While Tanner did indulge in self-censorship he never thought he needed to worry about sexism. In 1970 he started writing a weekly column for The Saturday Age ‘Tanner with Words’ about things he and his wife Peg talked about, and for years he used to caricature her. “Up to a point she did not mind,” he said. “There was a tendency to treat women in cartoons as gullible air-heads, which I probably didn’t avoid. But when later on I was accused of being sexist for drawing Joan Kirner, Premier of Victoria, as a rather large lady, when she was a rather large lady, it seemed ridiculous.”
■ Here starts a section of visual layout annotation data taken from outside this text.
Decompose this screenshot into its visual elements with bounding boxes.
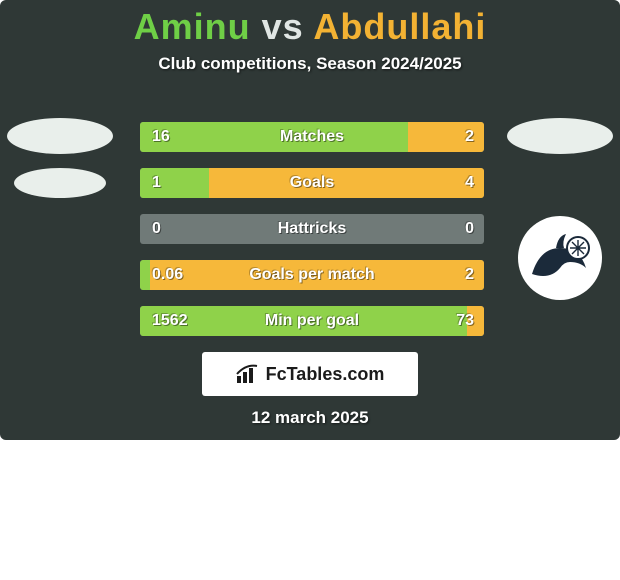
dolphin-icon [520, 218, 600, 298]
player2-name: Abdullahi [313, 6, 486, 47]
stat-row: 14Goals [140, 168, 484, 198]
player1-photo-placeholder [7, 118, 113, 154]
bar-chart-icon [236, 364, 260, 384]
vs-separator: vs [262, 6, 304, 47]
player2-club-badge [518, 216, 602, 300]
player2-photo-placeholder [507, 118, 613, 154]
stat-label: Min per goal [140, 306, 484, 336]
stat-row: 162Matches [140, 122, 484, 152]
date-stamp: 12 march 2025 [0, 408, 620, 428]
player2-avatar-stack [500, 118, 620, 300]
stat-label: Goals [140, 168, 484, 198]
stat-rows: 162Matches 14Goals 00Hattricks 0.062Goals p… [140, 122, 484, 336]
stat-label: Goals per match [140, 260, 484, 290]
player1-avatar-stack [0, 118, 120, 198]
stat-row: 0.062Goals per match [140, 260, 484, 290]
stat-row: 00Hattricks [140, 214, 484, 244]
stat-label: Matches [140, 122, 484, 152]
player1-club-placeholder [14, 168, 106, 198]
branding-badge: FcTables.com [202, 352, 418, 396]
branding-text: FcTables.com [266, 364, 385, 385]
player1-name: Aminu [134, 6, 251, 47]
stat-row: 156273Min per goal [140, 306, 484, 336]
subtitle: Club competitions, Season 2024/2025 [0, 54, 620, 74]
comparison-card: Aminu vs Abdullahi Club competitions, Se… [0, 0, 620, 440]
stat-label: Hattricks [140, 214, 484, 244]
page-title: Aminu vs Abdullahi [0, 0, 620, 48]
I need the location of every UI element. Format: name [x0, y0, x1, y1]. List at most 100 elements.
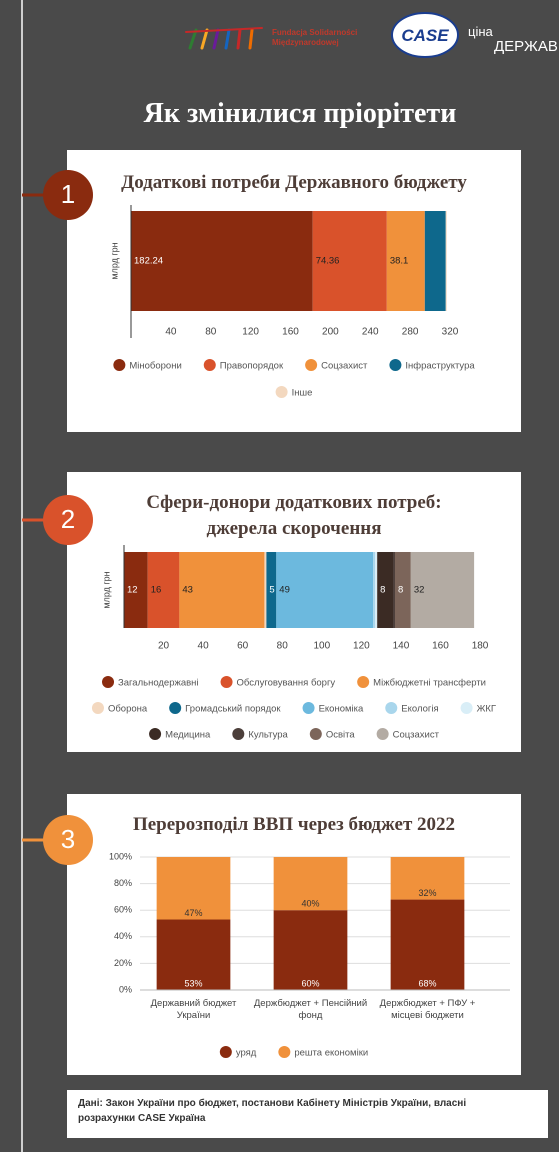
badge	[43, 815, 93, 865]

When Peg died in 1996 after almost 50 years of marriage Les lost much of the enthusiasm to continue. Then he discovered The Age was not keen on his cartoons that were critical of Jeff Kennett. It was one the deciding factors that lead to his retirement. It was 1997 and The Age had been without a cartoonist to 30 years before he joined and he had been with The Age for 30 years. It was time to move on.

Tanner received a ‘Golden Quill Award’ for ‘Lifetime Achievement in the Arts’ from the Melbourne Press Club in 1999.

He died of a heart attack in his sleep on 23 July 2001, aged 74 at his home in Nicholson Street, Fitzroy. His daughter Judy and sons Mark and Michael and six grandchildren survive him.